Malgré les dispositions les plus heureuses pour tout apprendre, les Morlaques ont des connoissances très imparfaites à l'égard de l'agriculture & de l'art de gouverner le bétail. La ténacité à garder les anciennes coutumes, singuliérement propre à cette nation, & le peu de soin qu'on prend à les convaincre des avantages des nouvelles méthodes, ont du produire naturellement cet effet. Ils laissent les bêtes à corne, & à laine, exposées à l'inclémence de l'air, au froid, & souvent à la faim. Leurs charues, & les autres instrumens de labourage paroissent construits dans l'enfance des arts, & ressemblent aussi peu aux nôtres, que les modes du tems de Triptoleme ressemblent à celles du siécle présent. Ils font tant bien que mal, du beurre & des fromages, qui pourroient passer si ce laitage étoit préparé avec moins de malpropreté.
Le métier du tailleur se borne à l'ancienne & invariable coupe des habits, qui se prennent toujours de la même étoffe. Un drap plus étroit ou plus large que de coutume, désoriente un tailleur Morlaque, & met en défaut son habileté.
Ils ont quelques idées de l'art de la teinture, & leurs couleurs ne sont nullement à mépriser. Leur noir se fait avec l'écorce du Frêne, qu'ils appellent Jassea, mise en infusion avec du machefer, qu'ils ramassent dans les atteliers des maréchaux ferrans. Avec du Pastel sauvage, séché à l'ombre & bouilli pendant quelques heures, ils obtiennent un beau bleu foncé. Ils tirent le jaune & le brun du fustet [Scèdano], appellé par eux Raci, & la première de ces couleurs encore du Fusain [Evonimo] connu chez eux sous le nom de Puzzalina. Ils sont accoûtumés à teindre leurs étoffes à froid.
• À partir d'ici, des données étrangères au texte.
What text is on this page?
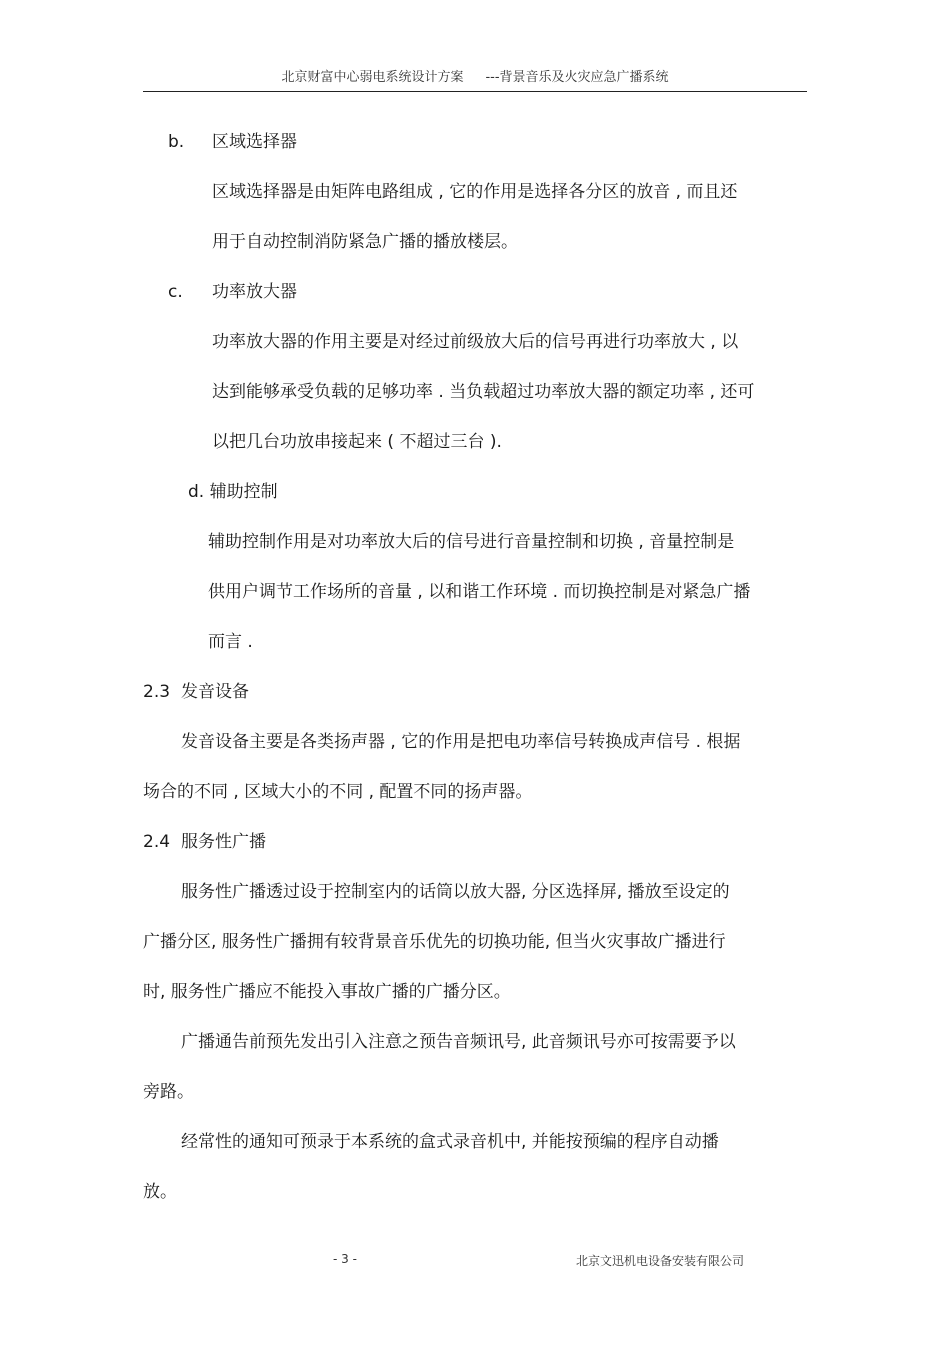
北京财富中心弱电系统设计方案 ---背景音乐及火灾应急广播系统
b. 区域选择器
区域选择器是由矩阵电路组成 , 它的作用是选择各分区的放音 , 而且还
用于自动控制消防紧急广播的播放楼层。
c. 功率放大器
功率放大器的作用主要是对经过前级放大后的信号再进行功率放大 , 以
达到能够承受负载的足够功率 . 当负载超过功率放大器的额定功率 , 还可
以把几台功放串接起来 ( 不超过三台 ).
d. 辅助控制
辅助控制作用是对功率放大后的信号进行音量控制和切换 , 音量控制是
供用户调节工作场所的音量 , 以和谐工作环境 . 而切换控制是对紧急广播
而言 .
2.3 发音设备
发音设备主要是各类扬声器 , 它的作用是把电功率信号转换成声信号 . 根据
场合的不同 , 区域大小的不同 , 配置不同的扬声器。
2.4 服务性广播
服务性广播透过设于控制室内的话筒以放大器, 分区选择屏, 播放至设定的
广播分区, 服务性广播拥有较背景音乐优先的切换功能, 但当火灾事故广播进行
时, 服务性广播应不能投入事故广播的广播分区。
广播通告前预先发出引入注意之预告音频讯号, 此音频讯号亦可按需要予以
旁路。
经常性的通知可预录于本系统的盒式录音机中, 并能按预编的程序自动播
放。
- 3 -	北京文迅机电设备安装有限公司
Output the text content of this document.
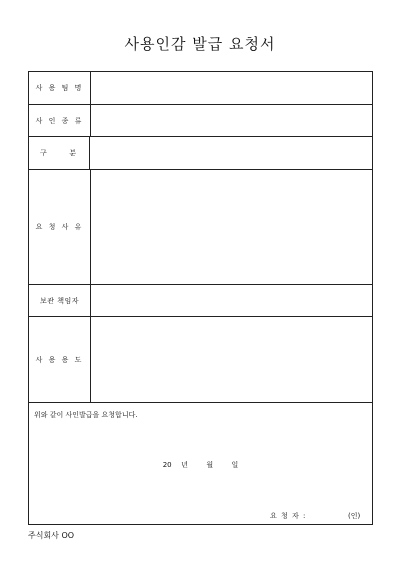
사용인감 발급 요청서
사 용 팀 명
사 인 종 류
구	분
요 청 사 유
보관 책임자
사 용 용 도
위와 같이 사인발급을 요청합니다.
20 년	월	일
요 청 자 :	(인)
주식회사 OO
Presque toutes les femmes Morlaques savent broder & tricoter. Leurs broderies sont assez curieuses, & parfaitement égales des deux côtés de l'étoffe. Elles font un tissu à maille, que les Italiennes ne peuvent imiter, & dont elles se servent pour fabriquer cette espéce de cothurne, appelle Nazuvka, qu'elles portent dans leurs Pappuzze & leurs Oporche, ou souliers. Dans ces lieux on trouve aussi des métiers pour fabriquer des serges & des toiles grossieres: les femmes cependant y travaillent peu, leurs devoirs domestiques ne leur permettant guères de s'adonner à des travaux sédentaires.
Dans quelques villes, comme à Verlika, fleurit la poterie. Les vases travaillés grossiérement, & cuits dans des fourneaux rustiques creusés en terre acquièrent cependant avec le tems une dureté, qui surpasse celle des poteries Italiennes.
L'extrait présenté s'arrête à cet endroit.